Augen zu und durch: Dani Pedrosa hat in Frankreich die WM-Führung vor Augen

MotoGP 2011

— 12.05.2011

Pedrosa: Trotz Müdigkeit die WM-Führung im Blick

Dani Pedrosa reist angeschlagen zum Grand Prix von Frankreich - Lokalmatador Randy de Puniet ist laut eigener Aussage wieder fit

Nach seinem Sieg in Estoril liegt Dani Pedrosa in der Fahrer-Weltmeisterschaft nur noch vier Punkte hinter Titelverteidiger Jorge Lorenzo. Mit einem Sieg beim Grand Prix von Frankreich am Sonntag würde der Honda-Pilot die Führung in der Gesamtwertung übernehmen. Doch Pedrosa stapelt vor dem Rennen auf dem rund 4,2 Kilometer langen Bugatti Circuit tief.

"Ich hoffe, dass ich hier dieses Wochenende gut sein kann, denn ich werde noch immer etwas Schmerzen haben", sagte der Spanier auf der offiziellen Pressekonferenz am Donnerstagnachmittag. "Aber ich denke, dass es nach der Operation und Genesung nichts Außergewöhnliches mehr passieren wird. Im Moment bin ich noch ausgelaugt, aber ich hoffe, ich kann mich dieses Wochenende verbessern."

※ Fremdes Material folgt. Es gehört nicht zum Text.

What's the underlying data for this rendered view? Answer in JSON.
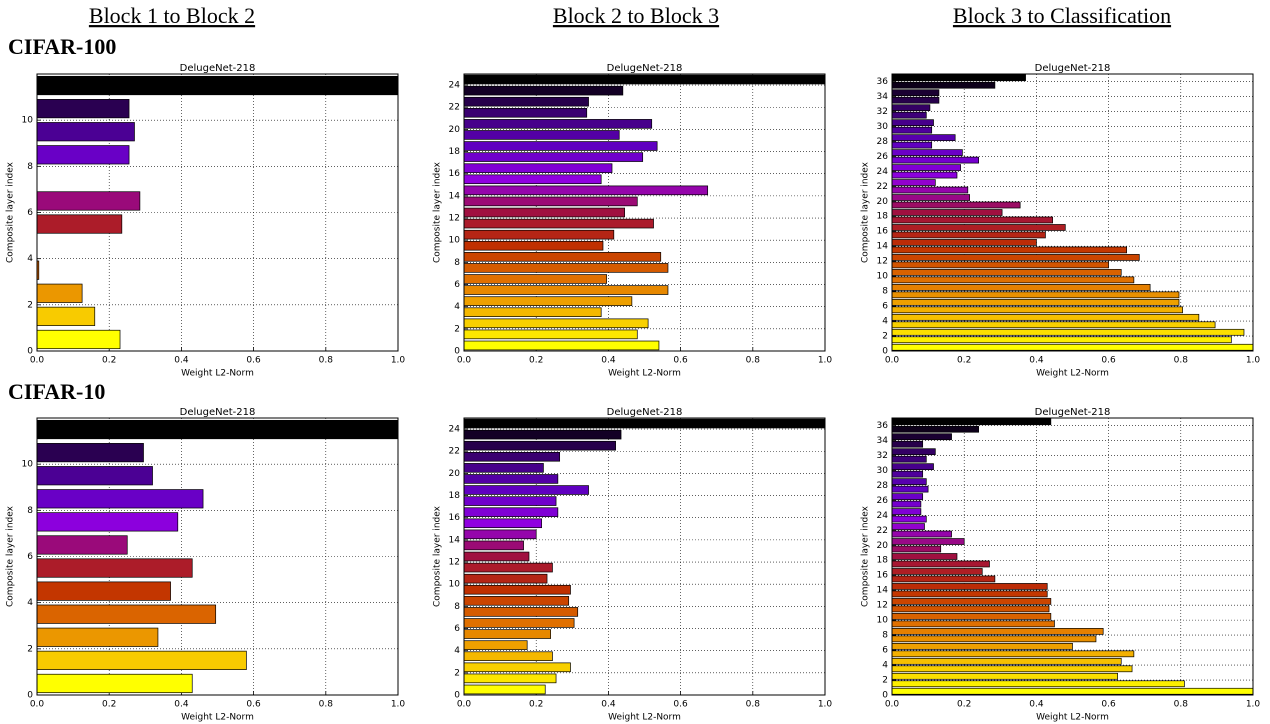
{
  "columns": [
    "Block 1 to Block 2",
    "Block 2 to Block 3",
    "Block 3 to Classification"
  ],
  "rows": [
    "CIFAR-100",
    "CIFAR-10"
  ],
  "chart_data": [
    {
      "type": "barh",
      "title": "DelugeNet-218",
      "xlabel": "Weight L2-Norm",
      "ylabel": "Composite layer index",
      "xlim": [
        0,
        1
      ],
      "ylim": [
        0,
        12
      ],
      "xticks": [
        {
          "value": 0,
          "label": "0.0"
        },
        0.2,
        0.4,
        0.6,
        0.8,
        {
          "value": 1,
          "label": "1.0"
        }
      ],
      "yticks": [
        0,
        2,
        4,
        6,
        8,
        10
      ],
      "grid": true,
      "colormap": [
        "#ffff00",
        "#f5b800",
        "#e07000",
        "#c03000",
        "#a01040",
        "#9000e0",
        "#6000c0",
        "#3a0070",
        "#000000"
      ],
      "values": [
        0.23,
        0.16,
        0.125,
        0.005,
        0,
        0.235,
        0.285,
        0,
        0.255,
        0.27,
        0.255,
        1.0
      ]
    },
    {
      "type": "barh",
      "title": "DelugeNet-218",
      "xlabel": "Weight L2-Norm",
      "ylabel": "Composite layer index",
      "xlim": [
        0,
        1
      ],
      "ylim": [
        0,
        25
      ],
      "xticks": [
        {
          "value": 0,
          "label": "0.0"
        },
        0.2,
        0.4,
        0.6,
        0.8,
        {
          "value": 1,
          "label": "1.0"
        }
      ],
      "yticks": [
        0,
        2,
        4,
        6,
        8,
        10,
        12,
        14,
        16,
        18,
        20,
        22,
        24
      ],
      "grid": true,
      "colormap": [
        "#ffff00",
        "#f5b800",
        "#e07000",
        "#c03000",
        "#a01040",
        "#9000e0",
        "#6000c0",
        "#3a0070",
        "#000000"
      ],
      "values": [
        0.54,
        0.48,
        0.51,
        0.38,
        0.465,
        0.565,
        0.395,
        0.565,
        0.545,
        0.385,
        0.415,
        0.525,
        0.445,
        0.48,
        0.675,
        0.38,
        0.41,
        0.495,
        0.535,
        0.43,
        0.52,
        0.34,
        0.345,
        0.44,
        1.0
      ]
    },
    {
      "type": "barh",
      "title": "DelugeNet-218",
      "xlabel": "Weight L2-Norm",
      "ylabel": "Composite layer index",
      "xlim": [
        0,
        1
      ],
      "ylim": [
        0,
        37
      ],
      "xticks": [
        {
          "value": 0,
          "label": "0.0"
        },
        0.2,
        0.4,
        0.6,
        0.8,
        {
          "value": 1,
          "label": "1.0"
        }
      ],
      "yticks": [
        0,
        2,
        4,
        6,
        8,
        10,
        12,
        14,
        16,
        18,
        20,
        22,
        24,
        26,
        28,
        30,
        32,
        34,
        36
      ],
      "grid": true,
      "colormap": [
        "#ffff00",
        "#f5b800",
        "#e07000",
        "#c03000",
        "#a01040",
        "#9000e0",
        "#6000c0",
        "#3a0070",
        "#000000"
      ],
      "values": [
        1.0,
        0.94,
        0.975,
        0.895,
        0.85,
        0.805,
        0.795,
        0.795,
        0.715,
        0.67,
        0.635,
        0.6,
        0.685,
        0.65,
        0.4,
        0.425,
        0.48,
        0.445,
        0.305,
        0.355,
        0.215,
        0.21,
        0.12,
        0.18,
        0.19,
        0.24,
        0.195,
        0.11,
        0.175,
        0.11,
        0.115,
        0.095,
        0.105,
        0.13,
        0.13,
        0.285,
        0.37
      ]
    },
    {
      "type": "barh",
      "title": "DelugeNet-218",
      "xlabel": "Weight L2-Norm",
      "ylabel": "Composite layer index",
      "xlim": [
        0,
        1
      ],
      "ylim": [
        0,
        12
      ],
      "xticks": [
        {
          "value": 0,
          "label": "0.0"
        },
        0.2,
        0.4,
        0.6,
        0.8,
        {
          "value": 1,
          "label": "1.0"
        }
      ],
      "yticks": [
        0,
        2,
        4,
        6,
        8,
        10
      ],
      "grid": true,
      "colormap": [
        "#ffff00",
        "#f5b800",
        "#e07000",
        "#c03000",
        "#a01040",
        "#9000e0",
        "#6000c0",
        "#3a0070",
        "#000000"
      ],
      "values": [
        0.43,
        0.58,
        0.335,
        0.495,
        0.37,
        0.43,
        0.25,
        0.39,
        0.46,
        0.32,
        0.295,
        1.0
      ]
    },
    {
      "type": "barh",
      "title": "DelugeNet-218",
      "xlabel": "Weight L2-Norm",
      "ylabel": "Composite layer index",
      "xlim": [
        0,
        1
      ],
      "ylim": [
        0,
        25
      ],
      "xticks": [
        {
          "value": 0,
          "label": "0.0"
        },
        0.2,
        0.4,
        0.6,
        0.8,
        {
          "value": 1,
          "label": "1.0"
        }
      ],
      "yticks": [
        0,
        2,
        4,
        6,
        8,
        10,
        12,
        14,
        16,
        18,
        20,
        22,
        24
      ],
      "grid": true,
      "colormap": [
        "#ffff00",
        "#f5b800",
        "#e07000",
        "#c03000",
        "#a01040",
        "#9000e0",
        "#6000c0",
        "#3a0070",
        "#000000"
      ],
      "values": [
        0.225,
        0.255,
        0.295,
        0.245,
        0.175,
        0.24,
        0.305,
        0.315,
        0.29,
        0.295,
        0.23,
        0.245,
        0.18,
        0.165,
        0.2,
        0.215,
        0.26,
        0.255,
        0.345,
        0.26,
        0.22,
        0.265,
        0.42,
        0.435,
        1.0
      ]
    },
    {
      "type": "barh",
      "title": "DelugeNet-218",
      "xlabel": "Weight L2-Norm",
      "ylabel": "Composite layer index",
      "xlim": [
        0,
        1
      ],
      "ylim": [
        0,
        37
      ],
      "xticks": [
        {
          "value": 0,
          "label": "0.0"
        },
        0.2,
        0.4,
        0.6,
        0.8,
        {
          "value": 1,
          "label": "1.0"
        }
      ],
      "yticks": [
        0,
        2,
        4,
        6,
        8,
        10,
        12,
        14,
        16,
        18,
        20,
        22,
        24,
        26,
        28,
        30,
        32,
        34,
        36
      ],
      "grid": true,
      "colormap": [
        "#ffff00",
        "#f5b800",
        "#e07000",
        "#c03000",
        "#a01040",
        "#9000e0",
        "#6000c0",
        "#3a0070",
        "#000000"
      ],
      "values": [
        1.0,
        0.81,
        0.625,
        0.665,
        0.635,
        0.67,
        0.5,
        0.565,
        0.585,
        0.45,
        0.44,
        0.435,
        0.44,
        0.43,
        0.43,
        0.285,
        0.25,
        0.27,
        0.18,
        0.135,
        0.2,
        0.165,
        0.09,
        0.095,
        0.08,
        0.08,
        0.085,
        0.1,
        0.095,
        0.085,
        0.115,
        0.095,
        0.12,
        0.085,
        0.165,
        0.24,
        0.44
      ]
    }
  ]
}
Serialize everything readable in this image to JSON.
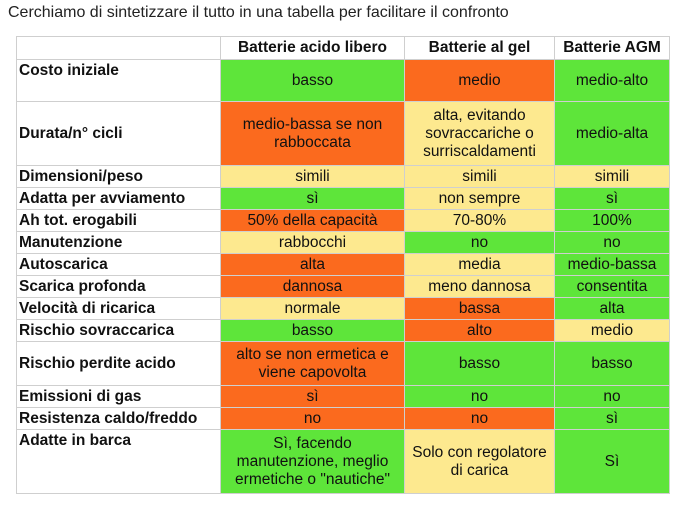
{
  "intro": "Cerchiamo di sintetizzare il tutto in una tabella per facilitare il confronto",
  "colors": {
    "green": "#5ee53a",
    "orange": "#fb6a1e",
    "yellow": "#fde98f"
  },
  "columns": [
    "",
    "Batterie acido libero",
    "Batterie al gel",
    "Batterie AGM"
  ],
  "rows": [
    {
      "feature": "Costo iniziale",
      "cells": [
        {
          "text": "basso",
          "color": "green"
        },
        {
          "text": "medio",
          "color": "orange"
        },
        {
          "text": "medio-alto",
          "color": "green"
        }
      ]
    },
    {
      "feature": "Durata/n° cicli",
      "cells": [
        {
          "text": "medio-bassa se non rabboccata",
          "color": "orange"
        },
        {
          "text": "alta, evitando sovraccariche o surriscaldamenti",
          "color": "yellow"
        },
        {
          "text": "medio-alta",
          "color": "green"
        }
      ]
    },
    {
      "feature": "Dimensioni/peso",
      "cells": [
        {
          "text": "simili",
          "color": "yellow"
        },
        {
          "text": "simili",
          "color": "yellow"
        },
        {
          "text": "simili",
          "color": "yellow"
        }
      ]
    },
    {
      "feature": "Adatta per avviamento",
      "cells": [
        {
          "text": "sì",
          "color": "green"
        },
        {
          "text": "non sempre",
          "color": "yellow"
        },
        {
          "text": "sì",
          "color": "green"
        }
      ]
    },
    {
      "feature": "Ah tot. erogabili",
      "cells": [
        {
          "text": "50% della capacità",
          "color": "orange"
        },
        {
          "text": "70-80%",
          "color": "yellow"
        },
        {
          "text": "100%",
          "color": "green"
        }
      ]
    },
    {
      "feature": "Manutenzione",
      "cells": [
        {
          "text": "rabbocchi",
          "color": "yellow"
        },
        {
          "text": "no",
          "color": "green"
        },
        {
          "text": "no",
          "color": "green"
        }
      ]
    },
    {
      "feature": "Autoscarica",
      "cells": [
        {
          "text": "alta",
          "color": "orange"
        },
        {
          "text": "media",
          "color": "yellow"
        },
        {
          "text": "medio-bassa",
          "color": "green"
        }
      ]
    },
    {
      "feature": "Scarica profonda",
      "cells": [
        {
          "text": "dannosa",
          "color": "orange"
        },
        {
          "text": "meno dannosa",
          "color": "yellow"
        },
        {
          "text": "consentita",
          "color": "green"
        }
      ]
    },
    {
      "feature": "Velocità  di ricarica",
      "cells": [
        {
          "text": "normale",
          "color": "yellow"
        },
        {
          "text": "bassa",
          "color": "orange"
        },
        {
          "text": "alta",
          "color": "green"
        }
      ]
    },
    {
      "feature": "Rischio sovraccarica",
      "cells": [
        {
          "text": "basso",
          "color": "green"
        },
        {
          "text": "alto",
          "color": "orange"
        },
        {
          "text": "medio",
          "color": "yellow"
        }
      ]
    },
    {
      "feature": "Rischio perdite acido",
      "cells": [
        {
          "text": "alto se non ermetica e viene capovolta",
          "color": "orange"
        },
        {
          "text": "basso",
          "color": "green"
        },
        {
          "text": "basso",
          "color": "green"
        }
      ]
    },
    {
      "feature": "Emissioni di gas",
      "cells": [
        {
          "text": "sì",
          "color": "orange"
        },
        {
          "text": "no",
          "color": "green"
        },
        {
          "text": "no",
          "color": "green"
        }
      ]
    },
    {
      "feature": "Resistenza caldo/freddo",
      "cells": [
        {
          "text": "no",
          "color": "orange"
        },
        {
          "text": "no",
          "color": "orange"
        },
        {
          "text": "sì",
          "color": "green"
        }
      ]
    },
    {
      "feature": "Adatte in barca",
      "cells": [
        {
          "text": "Sì, facendo manutenzione, meglio ermetiche o \"nautiche\"",
          "color": "green"
        },
        {
          "text": "Solo con regolatore di carica",
          "color": "yellow"
        },
        {
          "text": "Sì",
          "color": "green"
        }
      ]
    }
  ]
}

Im Gegensatz zu manch anderem Piloten fährt Pedrosa durchaus gerne auf der Kurzanbindung der legendären Rennstrecke in Le Mans. "Es ist eine Strecke, auf welcher ich schon ein paar MotoGP-Podeste und Pole-Positions hatte. Darum bin ich happy hier zu sein", sagt der Honda-Pilot, der die WM-Führung vor Augen hat. "Bei den ersten drei Rennen auf dem Podest zu stehen, mit diesen Problemen, war für mich sehr gut. Die Meisterschaft ist sehr lang und wir müssen versuchen, den Rhythmus in jedem Rennen zu halten."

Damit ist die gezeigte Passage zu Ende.